Subterranean electrodes are routinely placed in the surface of the earth for various physiochemical, electrical or acoustical applications. One common method for using such subterranean electrodes includes the creation of vitrified underground structures which contain or otherwise encase hazardous waste material. Heretofore, the method of isolating contaminated material at waste sites containing various types of waste was to make barriers, such as concrete retaining walls and plastic lined structures to enclose or otherwise contain the hazardous material. Such structures as a general matter do not have the durability and effectiveness of vitrified soil. Still further, the prior art techniques of providing such artificial barriers had attendant shortcomings such as the requirement to remove soil and waste materials before the creation of the structure. Such handling steps were expensive and often involved the possibility of hazardous waste exposure for the construction personnel or releasing hazardous materials or gases into the ambient environment.
Solidification of soil by in-situ melting and vitrification using heat generated in the soil itself between spaced electrodes has long been known and has been discussed in earlier prior art patents such as U.S. Pat. Nos. 4,376,598, and 5,114,277, the teachings of which are incorporated by reference herein. The prior art method of vitrification is shown in FIG. 1 in the drawings, and which shows a typical arrangement whereby a plurality of electrodes are placed in a position surrounding the region of soil which needs to be vitrified, and thereafter, an electrically conductive pathway is established between the electrodes and immediately below the surface of the ground.

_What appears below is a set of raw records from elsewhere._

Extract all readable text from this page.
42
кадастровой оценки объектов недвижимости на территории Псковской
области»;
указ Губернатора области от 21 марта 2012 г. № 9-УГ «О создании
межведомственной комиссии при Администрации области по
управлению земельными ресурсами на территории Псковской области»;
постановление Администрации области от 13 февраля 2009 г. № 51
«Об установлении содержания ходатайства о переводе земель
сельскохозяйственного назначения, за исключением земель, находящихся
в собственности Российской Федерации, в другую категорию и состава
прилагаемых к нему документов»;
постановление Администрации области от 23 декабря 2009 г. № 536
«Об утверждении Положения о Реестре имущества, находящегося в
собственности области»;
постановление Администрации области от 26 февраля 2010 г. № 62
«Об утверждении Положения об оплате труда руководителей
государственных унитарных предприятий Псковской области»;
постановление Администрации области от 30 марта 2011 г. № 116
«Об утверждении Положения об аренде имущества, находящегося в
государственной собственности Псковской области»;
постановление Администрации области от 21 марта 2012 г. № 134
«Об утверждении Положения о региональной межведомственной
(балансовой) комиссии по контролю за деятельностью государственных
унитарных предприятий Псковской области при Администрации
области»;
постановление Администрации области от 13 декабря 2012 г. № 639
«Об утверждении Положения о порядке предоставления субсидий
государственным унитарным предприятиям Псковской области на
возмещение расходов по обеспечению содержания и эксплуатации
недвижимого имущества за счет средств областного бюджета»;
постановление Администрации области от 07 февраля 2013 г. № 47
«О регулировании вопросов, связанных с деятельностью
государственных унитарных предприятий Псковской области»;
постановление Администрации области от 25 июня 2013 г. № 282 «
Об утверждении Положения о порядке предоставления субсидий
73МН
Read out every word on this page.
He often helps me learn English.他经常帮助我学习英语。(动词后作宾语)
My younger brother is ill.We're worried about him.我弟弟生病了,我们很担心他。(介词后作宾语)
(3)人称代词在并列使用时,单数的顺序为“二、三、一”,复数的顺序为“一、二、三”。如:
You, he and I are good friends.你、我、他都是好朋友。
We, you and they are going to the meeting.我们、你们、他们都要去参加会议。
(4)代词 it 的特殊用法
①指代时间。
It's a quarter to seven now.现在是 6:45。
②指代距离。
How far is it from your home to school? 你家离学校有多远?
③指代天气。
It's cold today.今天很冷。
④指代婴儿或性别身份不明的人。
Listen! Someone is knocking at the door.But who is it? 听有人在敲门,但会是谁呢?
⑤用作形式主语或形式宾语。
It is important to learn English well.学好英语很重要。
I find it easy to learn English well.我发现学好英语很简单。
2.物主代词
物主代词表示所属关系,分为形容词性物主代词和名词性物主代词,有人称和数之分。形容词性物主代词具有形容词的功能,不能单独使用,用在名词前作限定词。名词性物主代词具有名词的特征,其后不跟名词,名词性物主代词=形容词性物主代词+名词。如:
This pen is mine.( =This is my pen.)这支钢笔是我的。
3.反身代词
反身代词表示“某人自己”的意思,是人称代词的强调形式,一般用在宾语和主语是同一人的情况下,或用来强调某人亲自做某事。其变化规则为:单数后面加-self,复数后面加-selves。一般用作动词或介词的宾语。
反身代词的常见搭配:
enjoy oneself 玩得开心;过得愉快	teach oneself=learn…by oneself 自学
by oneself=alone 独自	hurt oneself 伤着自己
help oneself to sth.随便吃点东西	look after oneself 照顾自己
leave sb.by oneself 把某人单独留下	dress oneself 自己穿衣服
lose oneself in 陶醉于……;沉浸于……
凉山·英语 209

Thereafter, electricity is applied to the electrodes with the result that the soil and regions between the electrodes is heated to a temperature where vitrification takes place.
While the prior art practice of vitrification, noted above, has worked with a great deal of success, there are many shortcomings attendant with prior art practices and other devices utilized with same. For example, at some hazardous waste sites, the hazardous material is buried in long continuous trenches and the process of vitrification of the entire trench takes a considerable period of time. As seen in FIG. 1, a housing or outgasing hood is placed over the top of the area of soil being vitrified in order to entrap gases which are produced during the vitrification process. As should be appreciated, as the entire trench area is being processed, it becomes important to align the electrodes such that one region of vitrification may align with and be joined to an adjacent vitrified region such that hazardous material within the trench is completely enclosed. The proper alignment of these electrodes therefore becomes increasingly difficult when they are placed along extended trenches. In addition to the foregoing, the placement of the electrodes in the earth, and thereafter the electrical coupling of the electrodes to the subterranean soil has often been done with some degree of difficulty. For example, in the prior art practice, a bore hole was made in the surface of the earth, and often, before the electrode was placed in the bore hole, the sidewalls of the bore hole would collapse. This would, of course, lead to further excavation. Still further, it has often been difficult to make a good electrical connection between the electrode and the surrounding earthen soil. Moreover, the creation of an electrically conductive pathway between the electrodes often merely consisted of forming a shallow electrically conductive pathway in the surface of the earth as seen in FIG. 1.
Therefore, the present invention relates to a novel method for the placement of subterranean electrodes and electrode pathways which avoids the shortcomings attendant with the prior art practices.